É o Poeta-Coração! O canto do dia novo não é apenas um livro
de poemas, é um conjunto de ensinamentos, de mensagens que se encaminham
ininterruptamente ao amanhã. Um destes grandes ensinamentos é explícito: Marca
a palavra com a lágrima do Amor. “Poeta,/ marca a palavra com a lágrima do
Amor/ E segue o teu caminho/ Serenamente./ Serenamente./ Verás como é verdade,
pura verdade, a tua mensagem./ Verás como virão ao teu encontro as flores mais
belas, as flores mais humildes./ Verás como se deixarão descobrir as fontes
mais castas./ Quantas estrelas nascerão na tua noite!/ Quantas canções
escutarás do teu silêncio!/ Poeta,/ Marca a palavra com a marca da tua
Alegria./ E sorri para teu irmão./ E espera a tua amada./ E canta teu Poema”.
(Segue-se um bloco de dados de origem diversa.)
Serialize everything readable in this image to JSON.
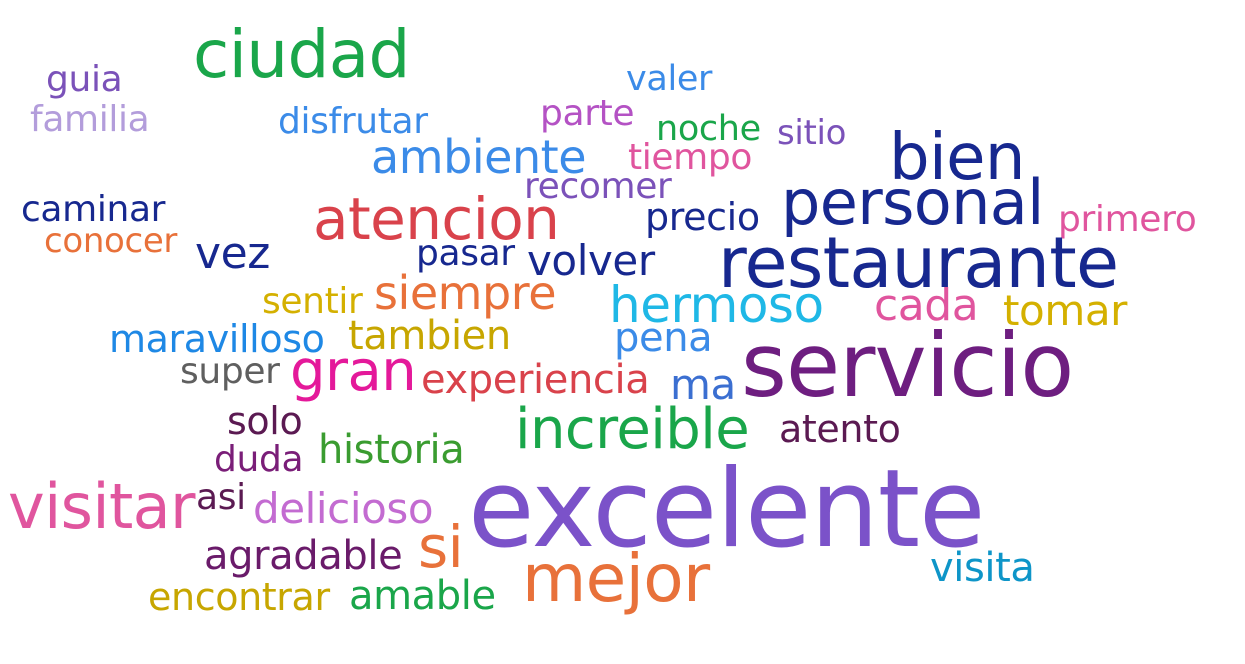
{
  "words": [
    {
      "text": "ciudad",
      "color": "#1aa64a"
    },
    {
      "text": "guia",
      "color": "#7b52b9"
    },
    {
      "text": "familia",
      "color": "#b39ddb"
    },
    {
      "text": "disfrutar",
      "color": "#3b8be8"
    },
    {
      "text": "valer",
      "color": "#3b8be8"
    },
    {
      "text": "parte",
      "color": "#b452c4"
    },
    {
      "text": "noche",
      "color": "#1aa64a"
    },
    {
      "text": "sitio",
      "color": "#7b52b9"
    },
    {
      "text": "ambiente",
      "color": "#3b8be8"
    },
    {
      "text": "tiempo",
      "color": "#e0559e"
    },
    {
      "text": "bien",
      "color": "#17288f"
    },
    {
      "text": "recomer",
      "color": "#7b52b9"
    },
    {
      "text": "caminar",
      "color": "#17288f"
    },
    {
      "text": "atencion",
      "color": "#d9424b"
    },
    {
      "text": "precio",
      "color": "#17288f"
    },
    {
      "text": "personal",
      "color": "#17288f"
    },
    {
      "text": "primero",
      "color": "#e0559e"
    },
    {
      "text": "conocer",
      "color": "#e8713a"
    },
    {
      "text": "vez",
      "color": "#17288f"
    },
    {
      "text": "pasar",
      "color": "#17288f"
    },
    {
      "text": "volver",
      "color": "#17288f"
    },
    {
      "text": "restaurante",
      "color": "#17288f"
    },
    {
      "text": "sentir",
      "color": "#d4b000"
    },
    {
      "text": "siempre",
      "color": "#e8713a"
    },
    {
      "text": "hermoso",
      "color": "#1fb8e6"
    },
    {
      "text": "cada",
      "color": "#e0559e"
    },
    {
      "text": "tomar",
      "color": "#d4b000"
    },
    {
      "text": "maravilloso",
      "color": "#1e88e5"
    },
    {
      "text": "tambien",
      "color": "#c7a600"
    },
    {
      "text": "pena",
      "color": "#3b8be8"
    },
    {
      "text": "super",
      "color": "#5f5f5f"
    },
    {
      "text": "gran",
      "color": "#e4199a"
    },
    {
      "text": "experiencia",
      "color": "#d9424b"
    },
    {
      "text": "ma",
      "color": "#3b6fd1"
    },
    {
      "text": "servicio",
      "color": "#6e1e80"
    },
    {
      "text": "solo",
      "color": "#5b1a52"
    },
    {
      "text": "increible",
      "color": "#1aa64a"
    },
    {
      "text": "atento",
      "color": "#5b1a52"
    },
    {
      "text": "historia",
      "color": "#3a9c30"
    },
    {
      "text": "duda",
      "color": "#7a1e78"
    },
    {
      "text": "visitar",
      "color": "#e0559e"
    },
    {
      "text": "asi",
      "color": "#5b1a52"
    },
    {
      "text": "delicioso",
      "color": "#c36bd1"
    },
    {
      "text": "excelente",
      "color": "#7b52c9"
    },
    {
      "text": "si",
      "color": "#e8713a"
    },
    {
      "text": "agradable",
      "color": "#6a1b6a"
    },
    {
      "text": "visita",
      "color": "#0e95c8"
    },
    {
      "text": "mejor",
      "color": "#e8713a"
    },
    {
      "text": "encontrar",
      "color": "#c7a600"
    },
    {
      "text": "amable",
      "color": "#1aa64a"
    }
  ]
}
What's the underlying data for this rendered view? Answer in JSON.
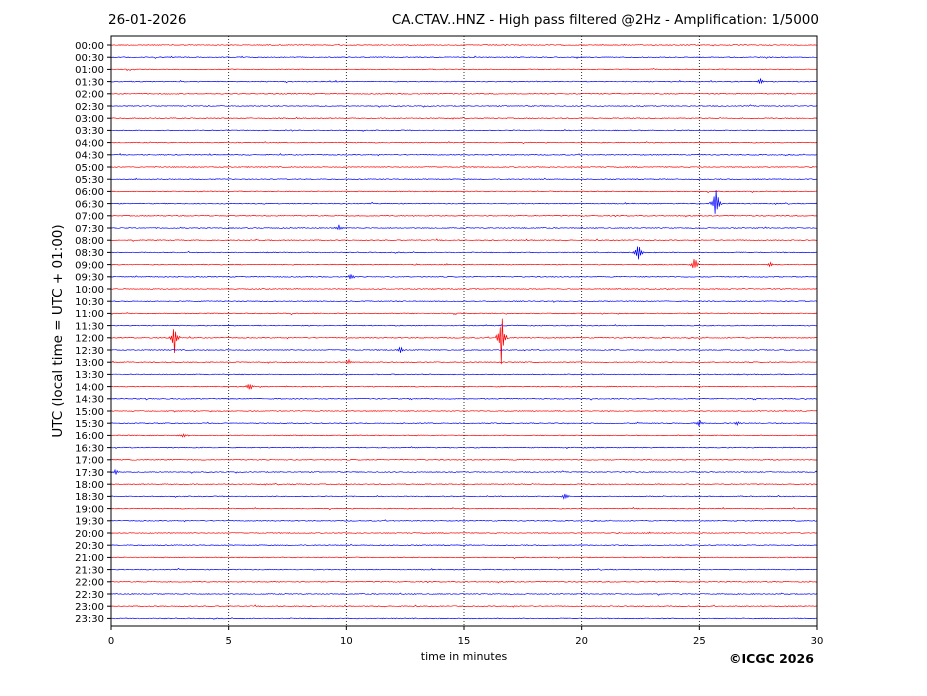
{
  "header": {
    "date": "26-01-2026",
    "title": "CA.CTAV..HNZ - High pass filtered @2Hz - Amplification: 1/5000"
  },
  "copyright": "©ICGC 2026",
  "chart_data": {
    "type": "line",
    "subtype": "helicorder",
    "xlabel": "time in minutes",
    "ylabel": "UTC (local time = UTC + 01:00)",
    "xlim": [
      0,
      30
    ],
    "x_ticks": [
      0,
      5,
      10,
      15,
      20,
      25,
      30
    ],
    "grid": "vertical dotted lines at 5-minute intervals",
    "trace_colors": [
      "#ff0000",
      "#0000ff"
    ],
    "rows": [
      "00:00",
      "00:30",
      "01:00",
      "01:30",
      "02:00",
      "02:30",
      "03:00",
      "03:30",
      "04:00",
      "04:30",
      "05:00",
      "05:30",
      "06:00",
      "06:30",
      "07:00",
      "07:30",
      "08:00",
      "08:30",
      "09:00",
      "09:30",
      "10:00",
      "10:30",
      "11:00",
      "11:30",
      "12:00",
      "12:30",
      "13:00",
      "13:30",
      "14:00",
      "14:30",
      "15:00",
      "15:30",
      "16:00",
      "16:30",
      "17:00",
      "17:30",
      "18:00",
      "18:30",
      "19:00",
      "19:30",
      "20:00",
      "20:30",
      "21:00",
      "21:30",
      "22:00",
      "22:30",
      "23:00",
      "23:30"
    ],
    "events": [
      {
        "row": "01:30",
        "minute": 27.6,
        "amplitude": 0.3
      },
      {
        "row": "06:30",
        "minute": 25.7,
        "amplitude": 1.6
      },
      {
        "row": "07:30",
        "minute": 9.7,
        "amplitude": 0.3
      },
      {
        "row": "08:30",
        "minute": 22.4,
        "amplitude": 0.9
      },
      {
        "row": "09:00",
        "minute": 24.8,
        "amplitude": 0.6
      },
      {
        "row": "09:00",
        "minute": 28.0,
        "amplitude": 0.2
      },
      {
        "row": "09:30",
        "minute": 10.2,
        "amplitude": 0.3
      },
      {
        "row": "12:00",
        "minute": 2.7,
        "amplitude": 1.3
      },
      {
        "row": "12:00",
        "minute": 16.6,
        "amplitude": 2.4
      },
      {
        "row": "12:30",
        "minute": 12.3,
        "amplitude": 0.3
      },
      {
        "row": "13:00",
        "minute": 10.1,
        "amplitude": 0.25
      },
      {
        "row": "14:00",
        "minute": 5.9,
        "amplitude": 0.4
      },
      {
        "row": "15:30",
        "minute": 25.0,
        "amplitude": 0.3
      },
      {
        "row": "15:30",
        "minute": 26.6,
        "amplitude": 0.2
      },
      {
        "row": "16:00",
        "minute": 3.1,
        "amplitude": 0.25
      },
      {
        "row": "17:30",
        "minute": 0.2,
        "amplitude": 0.25
      },
      {
        "row": "18:30",
        "minute": 19.3,
        "amplitude": 0.35
      }
    ]
  }
}
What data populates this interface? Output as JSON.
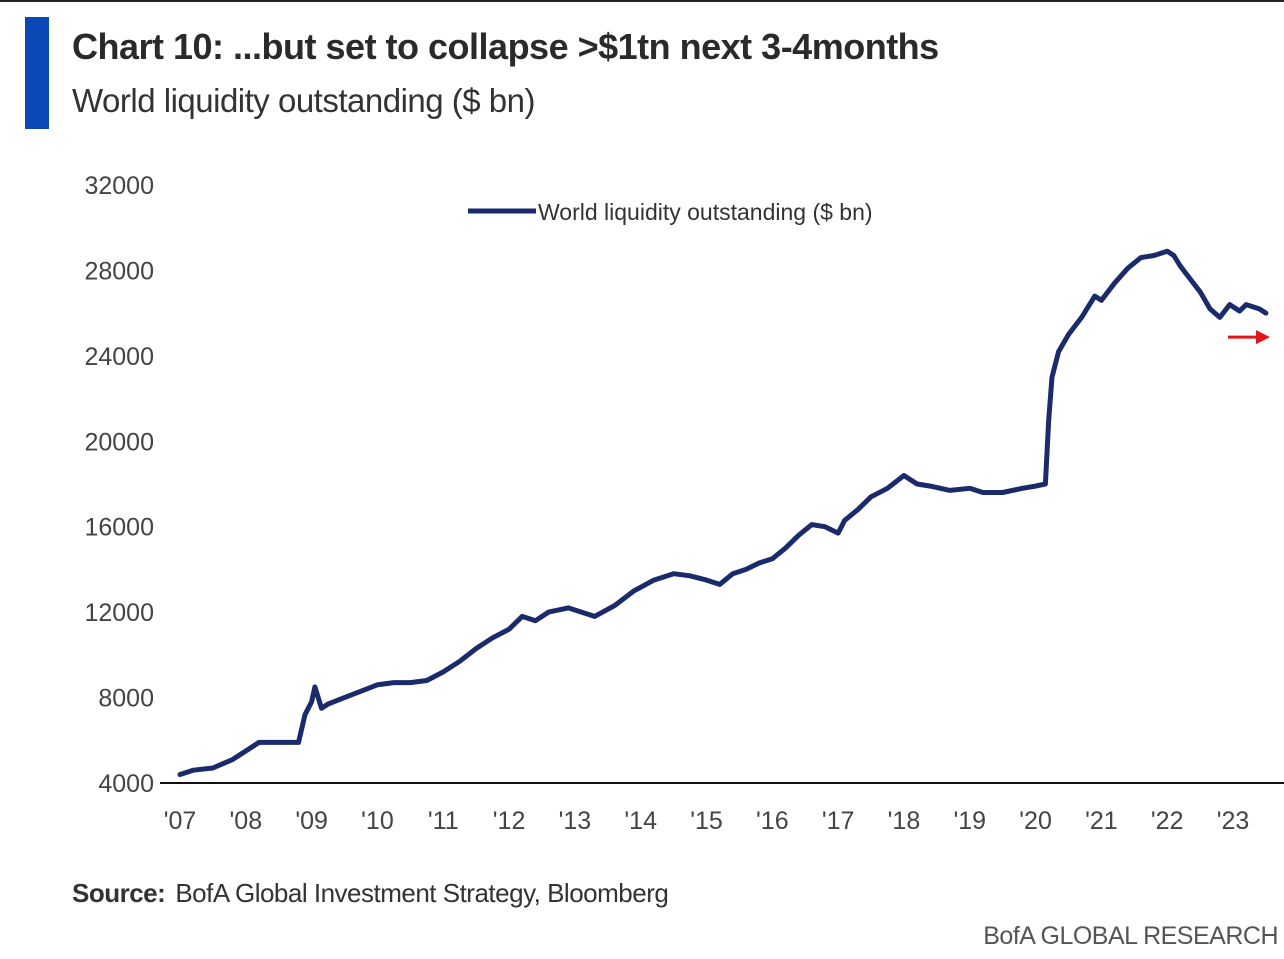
{
  "header": {
    "title": "Chart 10: ...but set to collapse >$1tn next 3-4months",
    "subtitle": "World liquidity outstanding ($ bn)"
  },
  "footer": {
    "source_label": "Source:",
    "source_text": "BofA Global Investment Strategy, Bloomberg",
    "brand": "BofA GLOBAL RESEARCH"
  },
  "colors": {
    "accent": "#0a49b5",
    "series": "#1b2a6b",
    "arrow": "#e0141b"
  },
  "chart_data": {
    "type": "line",
    "title": "",
    "xlabel": "",
    "ylabel": "",
    "ylim": [
      4000,
      32000
    ],
    "xlim": [
      2007.0,
      2023.8
    ],
    "y_ticks": [
      "32000",
      "28000",
      "24000",
      "20000",
      "16000",
      "12000",
      "8000",
      "4000"
    ],
    "x_ticks": [
      "'07",
      "'08",
      "'09",
      "'10",
      "'11",
      "'12",
      "'13",
      "'14",
      "'15",
      "'16",
      "'17",
      "'18",
      "'19",
      "'20",
      "'21",
      "'22",
      "'23"
    ],
    "grid": false,
    "legend_position": "top-center",
    "annotation": "arrow-right",
    "series": [
      {
        "name": "World liquidity outstanding ($ bn)",
        "x": [
          2007.0,
          2007.2,
          2007.5,
          2007.8,
          2008.0,
          2008.2,
          2008.4,
          2008.6,
          2008.8,
          2008.9,
          2009.0,
          2009.05,
          2009.15,
          2009.25,
          2009.5,
          2009.75,
          2010.0,
          2010.25,
          2010.5,
          2010.75,
          2011.0,
          2011.25,
          2011.5,
          2011.75,
          2012.0,
          2012.2,
          2012.4,
          2012.6,
          2012.9,
          2013.1,
          2013.3,
          2013.6,
          2013.9,
          2014.2,
          2014.5,
          2014.75,
          2015.0,
          2015.2,
          2015.4,
          2015.6,
          2015.8,
          2016.0,
          2016.2,
          2016.4,
          2016.6,
          2016.8,
          2017.0,
          2017.1,
          2017.3,
          2017.5,
          2017.75,
          2018.0,
          2018.2,
          2018.4,
          2018.7,
          2019.0,
          2019.2,
          2019.5,
          2019.8,
          2020.0,
          2020.15,
          2020.2,
          2020.25,
          2020.35,
          2020.5,
          2020.7,
          2020.9,
          2021.0,
          2021.2,
          2021.4,
          2021.6,
          2021.8,
          2022.0,
          2022.1,
          2022.2,
          2022.35,
          2022.5,
          2022.65,
          2022.8,
          2022.95,
          2023.1,
          2023.2,
          2023.3,
          2023.4,
          2023.5
        ],
        "y": [
          4400,
          4600,
          4700,
          5100,
          5500,
          5900,
          5900,
          5900,
          5900,
          7200,
          7800,
          8500,
          7500,
          7700,
          8000,
          8300,
          8600,
          8700,
          8700,
          8800,
          9200,
          9700,
          10300,
          10800,
          11200,
          11800,
          11600,
          12000,
          12200,
          12000,
          11800,
          12300,
          13000,
          13500,
          13800,
          13700,
          13500,
          13300,
          13800,
          14000,
          14300,
          14500,
          15000,
          15600,
          16100,
          16000,
          15700,
          16300,
          16800,
          17400,
          17800,
          18400,
          18000,
          17900,
          17700,
          17800,
          17600,
          17600,
          17800,
          17900,
          18000,
          21000,
          23000,
          24200,
          25000,
          25800,
          26800,
          26600,
          27400,
          28100,
          28600,
          28700,
          28900,
          28700,
          28200,
          27600,
          27000,
          26200,
          25800,
          26400,
          26100,
          26400,
          26300,
          26200,
          26000
        ]
      }
    ]
  }
}
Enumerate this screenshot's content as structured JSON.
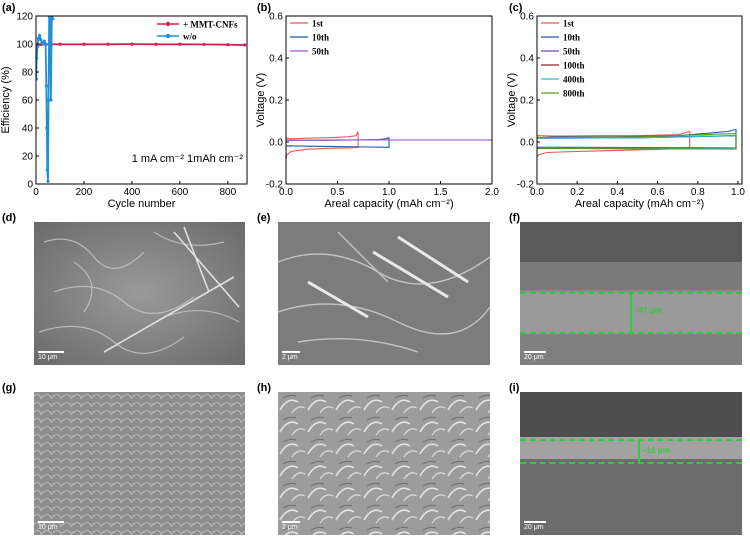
{
  "panels": {
    "a": "(a)",
    "b": "(b)",
    "c": "(c)",
    "d": "(d)",
    "e": "(e)",
    "f": "(f)",
    "g": "(g)",
    "h": "(h)",
    "i": "(i)"
  },
  "chart_data": [
    {
      "id": "a",
      "type": "line",
      "xlabel": "Cycle number",
      "ylabel": "Efficiency (%)",
      "xticks": [
        "0",
        "200",
        "400",
        "600",
        "800"
      ],
      "yticks": [
        "0",
        "20",
        "40",
        "60",
        "80",
        "100",
        "120"
      ],
      "xlim": [
        0,
        880
      ],
      "ylim": [
        0,
        120
      ],
      "annotation": "1 mA cm⁻² 1mAh cm⁻²",
      "legend_position": "top-right",
      "series": [
        {
          "name": "+ MMT-CNFs",
          "color": "#d6204f",
          "x": [
            1,
            5,
            10,
            20,
            40,
            100,
            200,
            300,
            400,
            500,
            600,
            700,
            800,
            870
          ],
          "y": [
            97,
            99,
            99.5,
            99.6,
            99.7,
            99.8,
            99.8,
            99.8,
            99.9,
            99.8,
            99.8,
            99.7,
            99.5,
            99.3
          ]
        },
        {
          "name": "w/o",
          "color": "#1f8fd6",
          "x": [
            1,
            3,
            6,
            10,
            15,
            20,
            25,
            30,
            35,
            40,
            43,
            45,
            47,
            50,
            52,
            55,
            58,
            62,
            66,
            70
          ],
          "y": [
            75,
            90,
            98,
            104,
            106,
            103,
            101,
            100,
            102,
            100,
            70,
            40,
            10,
            2,
            60,
            120,
            118,
            60,
            120,
            118
          ]
        }
      ]
    },
    {
      "id": "b",
      "type": "line",
      "xlabel": "Areal capacity (mAh cm⁻²)",
      "ylabel": "Voltage (V)",
      "xticks": [
        "0.0",
        "0.5",
        "1.0",
        "1.5",
        "2.0"
      ],
      "yticks": [
        "-0.2",
        "0.0",
        "0.2",
        "0.4",
        "0.6"
      ],
      "xlim": [
        0,
        2.0
      ],
      "ylim": [
        -0.2,
        0.6
      ],
      "legend_position": "top-left",
      "series": [
        {
          "name": "1st",
          "color": "#e85a5a",
          "x": [
            0.0,
            0.01,
            0.05,
            0.2,
            0.4,
            0.6,
            0.7,
            0.7,
            0.68,
            0.6,
            0.4,
            0.2,
            0.05,
            0.0
          ],
          "y": [
            -0.08,
            -0.06,
            -0.045,
            -0.035,
            -0.03,
            -0.028,
            -0.026,
            0.05,
            0.03,
            0.025,
            0.02,
            0.018,
            0.015,
            0.02
          ]
        },
        {
          "name": "10th",
          "color": "#1e5aa8",
          "x": [
            0.0,
            0.02,
            0.2,
            0.5,
            0.8,
            1.0,
            1.0,
            0.97,
            0.9,
            0.7,
            0.4,
            0.1,
            0.0
          ],
          "y": [
            -0.02,
            -0.018,
            -0.02,
            -0.022,
            -0.024,
            -0.025,
            0.02,
            0.015,
            0.012,
            0.01,
            0.008,
            0.008,
            0.01
          ]
        },
        {
          "name": "50th",
          "color": "#a05ad8",
          "x": [
            0.0,
            0.5,
            1.0,
            1.5,
            2.0
          ],
          "y": [
            0.008,
            0.01,
            0.01,
            0.01,
            0.01
          ]
        }
      ]
    },
    {
      "id": "c",
      "type": "line",
      "xlabel": "Areal capacity (mAh cm⁻²)",
      "ylabel": "Voltage (V)",
      "xticks": [
        "0.0",
        "0.2",
        "0.4",
        "0.6",
        "0.8",
        "1.0"
      ],
      "yticks": [
        "-0.2",
        "0.0",
        "0.2",
        "0.4",
        "0.6"
      ],
      "xlim": [
        0,
        1.02
      ],
      "ylim": [
        -0.2,
        0.6
      ],
      "legend_position": "top-left",
      "series": [
        {
          "name": "1st",
          "color": "#e85a5a",
          "x": [
            0.0,
            0.01,
            0.05,
            0.2,
            0.4,
            0.6,
            0.76,
            0.76,
            0.7,
            0.5,
            0.3,
            0.1,
            0.0
          ],
          "y": [
            -0.07,
            -0.06,
            -0.05,
            -0.045,
            -0.04,
            -0.035,
            -0.03,
            0.05,
            0.035,
            0.03,
            0.03,
            0.028,
            0.03
          ]
        },
        {
          "name": "10th",
          "color": "#1e5aa8",
          "x": [
            0.0,
            0.2,
            0.5,
            0.8,
            0.99,
            0.99,
            0.95,
            0.7,
            0.4,
            0.1,
            0.0
          ],
          "y": [
            -0.025,
            -0.025,
            -0.026,
            -0.027,
            -0.028,
            0.06,
            0.05,
            0.03,
            0.025,
            0.025,
            0.02
          ]
        },
        {
          "name": "50th",
          "color": "#6a4ab8",
          "x": [
            0.0,
            0.5,
            0.99,
            0.99,
            0.5,
            0.0
          ],
          "y": [
            -0.03,
            -0.03,
            -0.03,
            0.03,
            0.022,
            0.02
          ]
        },
        {
          "name": "100th",
          "color": "#8a2a2a",
          "x": [
            0.0,
            0.5,
            0.99,
            0.99,
            0.5,
            0.0
          ],
          "y": [
            -0.03,
            -0.032,
            -0.033,
            0.03,
            0.02,
            0.018
          ]
        },
        {
          "name": "400th",
          "color": "#2ab8d8",
          "x": [
            0.0,
            0.5,
            0.99,
            0.99,
            0.5,
            0.0
          ],
          "y": [
            -0.028,
            -0.03,
            -0.03,
            0.03,
            0.02,
            0.018
          ]
        },
        {
          "name": "800th",
          "color": "#5a9a2a",
          "x": [
            0.0,
            0.5,
            0.99,
            0.99,
            0.5,
            0.0
          ],
          "y": [
            -0.03,
            -0.032,
            -0.034,
            0.04,
            0.025,
            0.022
          ]
        }
      ]
    }
  ],
  "micrographs": {
    "d": {
      "scale": "10 μm"
    },
    "e": {
      "scale": "2 μm"
    },
    "f": {
      "scale": "20 μm",
      "thickness": "~47 μm"
    },
    "g": {
      "scale": "10 μm"
    },
    "h": {
      "scale": "2 μm"
    },
    "i": {
      "scale": "20 μm",
      "thickness": "~16 μm"
    }
  }
}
Novamente como sábio, Firmino Rocha compreende e transmite a mensagem pela mais
pura auscultação. Ele entende e orienta à paciência, à calma, à serenidade
lírica, ao silêncio, à mais bela espera. “Não acordar a palavra./ Deixar que
ela sinta no silêncio/ os frêmitos de todos os mistérios/ Até o último
instante./ Nova e virgem então ela virá/ e ao poema dará seiva e fervor./ Não
acordar a palavra./ Deixar que ela durma no silêncio/ o seu fecundo sono./ Até
que como o sol desperte/ e descubra as coisas/ e nada deixe em escuridão e
frio./ O poema então será verdade,/ amor e caminho”. Na madrugada se manter
vigil, resistir à solidão máxima da escuridão, até que enfim a palavra surja em
meio à fulguração total da aurora. “Ouvir o canto da madrugada/ O canto
suavíssimo do caricioso silêncio/ e das mensagens do sono das coisas
escondidas./ O canto prenhe de pureza/ das águas encobertas/ e das emudecidas
ramagens/ O canto de Deus./ Ouvir o canto imenso,/ o canto eterno da
madrugada./ E tudo amar”.
Firmino é um gesto de amor para a poesia baiana, é um
acalanto de extrema ternura que nos faz desejar a bondade. E o que é a bondade?
Não, que pergunta fria… o intelecto sempre insiste em reclamar a autoridade.
Sinto a bondade pela comunhão com o amigo. Sinto o afago das carícias sutis de
meus irmãos. Sinto a gentileza de um raio do sol que se esforça em iluminar a
terra fria pela manhã. Sinto a chuva a nos amparar delicadamente em um momento
de introspecção. Sinto a força daquela senhora que trabalha, ainda que com
dificuldade. Sinto o sussurro daquele jovem que se decompõe em incertezas.
Sinto o calor de um dia de sol e o que se emana do povo belo que me circunda.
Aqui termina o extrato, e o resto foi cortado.